South Africa has been playing an influential role as a developing country in international climate change negotiations even though it is not yet obliged to make commitments to reduce emissions. But South Africa is also part of the problem – the largest emitter of green house gases on the African continent and home to the world’s biggest single emitter of CO2 (Sasol‘s Secunda plant, which converts coal to diesel and other fuels).

South Africa is faced with a difficult challenge in trying to juggle three imperatives – development (conventionally based on fossil fuels), poverty eradication and climate change. On the one hand, the country has to fast track provision of adequate transport, power, communication networks, water, sanitation and other infrastructure services. Much of this development implies that South Africa’s GHG emissions will increase. The provision of these services is essential to improving people’s well being and to reducing poverty.

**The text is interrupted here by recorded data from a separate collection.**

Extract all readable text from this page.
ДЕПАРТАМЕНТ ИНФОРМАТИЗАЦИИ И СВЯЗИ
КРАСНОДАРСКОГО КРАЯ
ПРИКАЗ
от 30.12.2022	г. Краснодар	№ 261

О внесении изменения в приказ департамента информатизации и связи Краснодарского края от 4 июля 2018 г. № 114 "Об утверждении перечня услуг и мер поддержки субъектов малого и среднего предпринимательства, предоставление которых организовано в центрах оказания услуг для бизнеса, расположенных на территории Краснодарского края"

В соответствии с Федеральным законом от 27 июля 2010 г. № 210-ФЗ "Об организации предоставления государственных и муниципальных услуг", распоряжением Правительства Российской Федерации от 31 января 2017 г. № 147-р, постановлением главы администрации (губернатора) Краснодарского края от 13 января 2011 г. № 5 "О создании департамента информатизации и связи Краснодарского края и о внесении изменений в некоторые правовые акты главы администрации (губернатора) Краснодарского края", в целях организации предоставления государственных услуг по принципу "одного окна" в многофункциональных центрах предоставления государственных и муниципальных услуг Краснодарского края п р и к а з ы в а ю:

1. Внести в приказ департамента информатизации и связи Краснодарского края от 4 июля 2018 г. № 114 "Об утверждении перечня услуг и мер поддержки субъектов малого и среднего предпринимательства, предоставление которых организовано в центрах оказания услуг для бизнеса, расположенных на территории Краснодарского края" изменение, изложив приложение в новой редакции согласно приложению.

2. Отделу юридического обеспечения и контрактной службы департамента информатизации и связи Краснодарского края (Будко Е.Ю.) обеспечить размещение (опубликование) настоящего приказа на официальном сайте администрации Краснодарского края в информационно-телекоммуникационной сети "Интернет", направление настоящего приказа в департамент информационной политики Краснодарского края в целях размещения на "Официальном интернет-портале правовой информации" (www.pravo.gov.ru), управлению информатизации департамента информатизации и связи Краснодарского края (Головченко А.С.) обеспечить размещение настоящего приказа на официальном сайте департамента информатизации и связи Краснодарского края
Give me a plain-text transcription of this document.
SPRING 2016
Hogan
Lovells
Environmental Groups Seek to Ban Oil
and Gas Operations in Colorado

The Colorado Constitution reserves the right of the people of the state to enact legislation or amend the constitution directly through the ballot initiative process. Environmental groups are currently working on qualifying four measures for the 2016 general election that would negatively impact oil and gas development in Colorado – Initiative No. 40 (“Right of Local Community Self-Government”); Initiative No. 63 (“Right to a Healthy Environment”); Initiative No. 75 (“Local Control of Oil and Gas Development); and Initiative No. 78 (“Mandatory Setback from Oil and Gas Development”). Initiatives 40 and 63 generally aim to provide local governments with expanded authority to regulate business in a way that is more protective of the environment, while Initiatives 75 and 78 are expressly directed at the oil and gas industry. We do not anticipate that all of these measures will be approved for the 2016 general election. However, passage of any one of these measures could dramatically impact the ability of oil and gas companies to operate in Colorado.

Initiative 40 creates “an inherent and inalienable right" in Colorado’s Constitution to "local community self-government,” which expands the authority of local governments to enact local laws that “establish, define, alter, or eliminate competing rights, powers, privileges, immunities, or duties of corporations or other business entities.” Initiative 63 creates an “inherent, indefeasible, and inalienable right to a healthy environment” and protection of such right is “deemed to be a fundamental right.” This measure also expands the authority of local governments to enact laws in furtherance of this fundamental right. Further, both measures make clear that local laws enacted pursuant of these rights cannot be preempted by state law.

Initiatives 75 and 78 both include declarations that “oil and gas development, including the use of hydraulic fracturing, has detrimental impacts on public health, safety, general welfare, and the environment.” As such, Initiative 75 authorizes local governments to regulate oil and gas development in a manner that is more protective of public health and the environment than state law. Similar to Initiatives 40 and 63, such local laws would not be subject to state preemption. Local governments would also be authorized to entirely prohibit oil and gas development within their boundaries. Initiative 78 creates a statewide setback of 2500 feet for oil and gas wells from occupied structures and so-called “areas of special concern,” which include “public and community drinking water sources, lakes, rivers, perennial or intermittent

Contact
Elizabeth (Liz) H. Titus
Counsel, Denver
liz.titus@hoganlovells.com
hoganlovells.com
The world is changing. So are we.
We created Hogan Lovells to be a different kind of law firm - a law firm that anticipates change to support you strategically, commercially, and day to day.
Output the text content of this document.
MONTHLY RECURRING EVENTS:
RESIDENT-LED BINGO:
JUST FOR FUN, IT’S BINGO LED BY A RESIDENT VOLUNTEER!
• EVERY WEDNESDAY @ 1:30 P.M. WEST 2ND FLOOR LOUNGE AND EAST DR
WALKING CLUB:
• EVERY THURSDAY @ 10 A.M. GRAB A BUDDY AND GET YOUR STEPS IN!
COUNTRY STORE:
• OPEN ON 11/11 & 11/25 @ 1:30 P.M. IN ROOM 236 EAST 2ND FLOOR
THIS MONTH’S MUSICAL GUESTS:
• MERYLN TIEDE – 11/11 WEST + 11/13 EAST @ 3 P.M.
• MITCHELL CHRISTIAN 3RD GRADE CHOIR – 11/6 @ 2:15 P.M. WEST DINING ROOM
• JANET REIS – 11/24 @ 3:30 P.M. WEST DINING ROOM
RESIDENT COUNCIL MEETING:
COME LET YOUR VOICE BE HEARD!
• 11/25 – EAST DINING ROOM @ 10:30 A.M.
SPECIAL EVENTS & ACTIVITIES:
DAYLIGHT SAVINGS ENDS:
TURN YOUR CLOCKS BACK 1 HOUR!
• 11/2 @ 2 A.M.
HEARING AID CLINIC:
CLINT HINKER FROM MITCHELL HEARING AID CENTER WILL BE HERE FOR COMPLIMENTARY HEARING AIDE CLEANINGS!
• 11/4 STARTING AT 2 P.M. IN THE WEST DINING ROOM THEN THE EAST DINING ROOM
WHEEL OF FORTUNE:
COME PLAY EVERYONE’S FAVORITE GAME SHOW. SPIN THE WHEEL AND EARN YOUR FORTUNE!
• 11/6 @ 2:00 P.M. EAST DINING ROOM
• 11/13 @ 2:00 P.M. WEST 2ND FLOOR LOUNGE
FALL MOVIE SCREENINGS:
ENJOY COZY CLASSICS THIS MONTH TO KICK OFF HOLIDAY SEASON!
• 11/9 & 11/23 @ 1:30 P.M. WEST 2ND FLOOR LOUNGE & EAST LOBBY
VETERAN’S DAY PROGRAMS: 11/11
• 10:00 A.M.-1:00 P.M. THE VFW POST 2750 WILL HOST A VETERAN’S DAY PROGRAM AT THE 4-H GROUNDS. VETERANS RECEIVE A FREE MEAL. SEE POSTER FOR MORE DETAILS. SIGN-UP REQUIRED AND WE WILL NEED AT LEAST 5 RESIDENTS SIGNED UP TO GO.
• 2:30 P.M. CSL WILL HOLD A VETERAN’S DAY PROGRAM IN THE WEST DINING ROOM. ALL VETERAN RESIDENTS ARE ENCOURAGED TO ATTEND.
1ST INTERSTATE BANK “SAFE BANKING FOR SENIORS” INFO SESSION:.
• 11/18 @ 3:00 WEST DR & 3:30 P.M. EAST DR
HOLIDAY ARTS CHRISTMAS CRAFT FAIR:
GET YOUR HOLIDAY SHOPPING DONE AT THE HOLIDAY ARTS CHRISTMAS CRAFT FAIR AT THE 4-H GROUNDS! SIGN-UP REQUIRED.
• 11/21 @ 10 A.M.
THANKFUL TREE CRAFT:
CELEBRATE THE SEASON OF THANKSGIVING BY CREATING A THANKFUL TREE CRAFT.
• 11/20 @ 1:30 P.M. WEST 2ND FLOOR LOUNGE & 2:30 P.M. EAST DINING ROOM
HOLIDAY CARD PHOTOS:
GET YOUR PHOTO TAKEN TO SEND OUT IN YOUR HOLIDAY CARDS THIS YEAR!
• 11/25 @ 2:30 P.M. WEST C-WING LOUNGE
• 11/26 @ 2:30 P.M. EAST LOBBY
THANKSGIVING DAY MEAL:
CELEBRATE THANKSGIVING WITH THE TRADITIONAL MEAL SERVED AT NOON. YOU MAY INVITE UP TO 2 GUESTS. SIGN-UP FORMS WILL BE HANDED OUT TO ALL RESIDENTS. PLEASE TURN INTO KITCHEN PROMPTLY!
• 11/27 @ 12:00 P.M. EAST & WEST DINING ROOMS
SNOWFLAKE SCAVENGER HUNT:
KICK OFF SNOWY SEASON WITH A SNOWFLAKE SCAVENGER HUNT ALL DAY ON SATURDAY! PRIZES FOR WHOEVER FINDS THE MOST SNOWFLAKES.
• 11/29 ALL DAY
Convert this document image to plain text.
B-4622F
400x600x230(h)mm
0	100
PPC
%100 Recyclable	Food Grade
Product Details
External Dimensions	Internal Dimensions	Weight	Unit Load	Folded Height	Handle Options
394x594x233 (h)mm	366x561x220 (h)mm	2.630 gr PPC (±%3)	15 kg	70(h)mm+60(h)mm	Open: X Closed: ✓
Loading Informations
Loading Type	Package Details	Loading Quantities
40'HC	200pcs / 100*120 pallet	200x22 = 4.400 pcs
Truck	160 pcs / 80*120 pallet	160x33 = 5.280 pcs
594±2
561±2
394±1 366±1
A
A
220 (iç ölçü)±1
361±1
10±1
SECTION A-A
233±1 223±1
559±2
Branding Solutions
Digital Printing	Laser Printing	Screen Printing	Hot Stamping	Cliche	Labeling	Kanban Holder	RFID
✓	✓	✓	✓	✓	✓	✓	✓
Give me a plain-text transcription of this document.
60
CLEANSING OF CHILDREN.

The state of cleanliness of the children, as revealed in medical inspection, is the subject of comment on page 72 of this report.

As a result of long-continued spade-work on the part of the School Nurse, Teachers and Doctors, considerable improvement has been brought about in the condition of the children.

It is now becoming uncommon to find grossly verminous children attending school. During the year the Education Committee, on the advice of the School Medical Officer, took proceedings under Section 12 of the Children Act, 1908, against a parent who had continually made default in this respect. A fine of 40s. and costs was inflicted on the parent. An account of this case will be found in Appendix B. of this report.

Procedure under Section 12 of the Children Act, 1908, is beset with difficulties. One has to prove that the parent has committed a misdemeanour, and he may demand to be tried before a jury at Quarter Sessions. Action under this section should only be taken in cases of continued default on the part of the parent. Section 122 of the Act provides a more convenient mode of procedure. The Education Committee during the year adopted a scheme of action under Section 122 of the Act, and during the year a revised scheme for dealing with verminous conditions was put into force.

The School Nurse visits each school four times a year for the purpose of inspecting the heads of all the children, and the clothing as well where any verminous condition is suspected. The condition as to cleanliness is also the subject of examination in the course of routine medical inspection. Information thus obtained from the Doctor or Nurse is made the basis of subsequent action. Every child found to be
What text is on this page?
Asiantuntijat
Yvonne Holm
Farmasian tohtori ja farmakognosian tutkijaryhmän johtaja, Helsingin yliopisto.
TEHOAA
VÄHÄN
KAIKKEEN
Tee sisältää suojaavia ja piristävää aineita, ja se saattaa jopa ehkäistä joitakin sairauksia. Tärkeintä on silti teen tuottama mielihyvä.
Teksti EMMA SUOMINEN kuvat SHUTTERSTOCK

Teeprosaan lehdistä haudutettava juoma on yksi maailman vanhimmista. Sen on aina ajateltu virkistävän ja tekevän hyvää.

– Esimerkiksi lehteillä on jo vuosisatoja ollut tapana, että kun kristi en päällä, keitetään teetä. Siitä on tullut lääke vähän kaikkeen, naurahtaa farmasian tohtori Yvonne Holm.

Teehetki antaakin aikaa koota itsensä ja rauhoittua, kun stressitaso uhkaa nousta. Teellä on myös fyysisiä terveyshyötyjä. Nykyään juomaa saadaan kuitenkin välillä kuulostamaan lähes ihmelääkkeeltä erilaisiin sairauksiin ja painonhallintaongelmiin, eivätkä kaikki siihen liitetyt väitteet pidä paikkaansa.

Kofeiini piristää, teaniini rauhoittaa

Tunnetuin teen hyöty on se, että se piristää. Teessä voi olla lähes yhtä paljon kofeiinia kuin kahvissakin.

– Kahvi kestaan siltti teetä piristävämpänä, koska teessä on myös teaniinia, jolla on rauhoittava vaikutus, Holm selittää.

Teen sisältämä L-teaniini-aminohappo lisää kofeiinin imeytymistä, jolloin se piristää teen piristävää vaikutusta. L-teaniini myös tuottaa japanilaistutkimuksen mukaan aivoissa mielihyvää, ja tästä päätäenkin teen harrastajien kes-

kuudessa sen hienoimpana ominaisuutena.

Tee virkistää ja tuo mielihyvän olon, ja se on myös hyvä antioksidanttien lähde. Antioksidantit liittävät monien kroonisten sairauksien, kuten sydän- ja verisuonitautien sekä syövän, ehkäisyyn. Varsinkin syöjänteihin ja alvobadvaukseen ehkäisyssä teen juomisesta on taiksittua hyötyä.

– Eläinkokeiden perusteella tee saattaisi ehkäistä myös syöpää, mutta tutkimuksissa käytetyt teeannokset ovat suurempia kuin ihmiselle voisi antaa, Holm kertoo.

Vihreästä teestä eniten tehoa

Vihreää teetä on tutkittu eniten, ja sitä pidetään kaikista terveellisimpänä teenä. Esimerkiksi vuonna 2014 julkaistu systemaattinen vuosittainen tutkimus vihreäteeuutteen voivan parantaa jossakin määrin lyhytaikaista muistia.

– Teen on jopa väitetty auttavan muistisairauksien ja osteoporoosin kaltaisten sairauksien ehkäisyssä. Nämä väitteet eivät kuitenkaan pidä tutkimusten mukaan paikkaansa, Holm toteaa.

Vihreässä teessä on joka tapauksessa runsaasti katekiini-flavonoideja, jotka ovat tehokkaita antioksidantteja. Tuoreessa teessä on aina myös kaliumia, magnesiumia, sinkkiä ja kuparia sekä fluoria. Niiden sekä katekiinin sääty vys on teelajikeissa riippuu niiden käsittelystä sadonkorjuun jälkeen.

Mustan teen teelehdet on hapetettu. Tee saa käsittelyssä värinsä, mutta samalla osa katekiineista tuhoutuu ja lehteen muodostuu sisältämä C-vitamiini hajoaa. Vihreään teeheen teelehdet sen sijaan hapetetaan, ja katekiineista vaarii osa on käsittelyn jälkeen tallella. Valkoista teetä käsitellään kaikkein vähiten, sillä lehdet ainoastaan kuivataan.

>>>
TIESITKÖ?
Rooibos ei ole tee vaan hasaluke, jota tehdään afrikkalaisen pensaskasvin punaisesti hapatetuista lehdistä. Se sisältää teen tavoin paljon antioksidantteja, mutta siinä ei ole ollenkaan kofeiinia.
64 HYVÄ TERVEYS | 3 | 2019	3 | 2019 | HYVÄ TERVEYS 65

On the other hand, conventional development as carried out in South Africa (like many other countries) has not focused on reducing poverty, will not reduce it by itself, and may sometimes exacerbate poverty and ill-health. And now South Africa also has to respond to the impacts of climate change by reducing emissions and helping poor people adapt to the changing climate.

Energy production is a particular concern. South Africa’s dependency on coal-fired power stations has already resulted in a yearly per capita emission rate of about 10 tons of carbon dioxide, 43 percent higher than the global average.  But despite extremely high per capita energy use, 30% of South African citizens do not have access to electricity.

So what needs to happen? To provide cleaner energy to all citizens equitably and effectively, South Africa needs to agree:

1. A moratorium on building further coal-fired plants
2. An immediate moratorium on any new coal-to-liquid plants.
3. The Treasury should institute its fossil fuel levy with immediate effect, revenue from this to be ring-fenced for Free Basic Electricity.
4. A staggered implementation of carbon taxation.
5. The provision of 1 million solar water heaters by 2020.
6. 15% of all electricity to come from renewable energy by 2020, and 50% by 2050.
7. Make energy efficiency in Reconstruction and Development Programme (RDP) housing a mandatory measure by 2015.
8. Invest in an efficient public transport system.
9. Promote gardening in urban and peri-urban areas and around homesteads.
10. Increase public awareness and promote behavioural change among consumers.

A year and a half ago, an official from the Department of Environmental Affairs and Tourism (DEAT) stood up before a group of environmentalists and NGO representatives and pleaded, “Where is the environmental movement? Where are the placards? We can’t change things without the pressure of citizens.” At the end of 2009, the governments of the world will meet to decide our collective fate at the UN climate change conference at Copenhagen; they have this one chance. Perhaps we should remind them just exactly who they are working for.’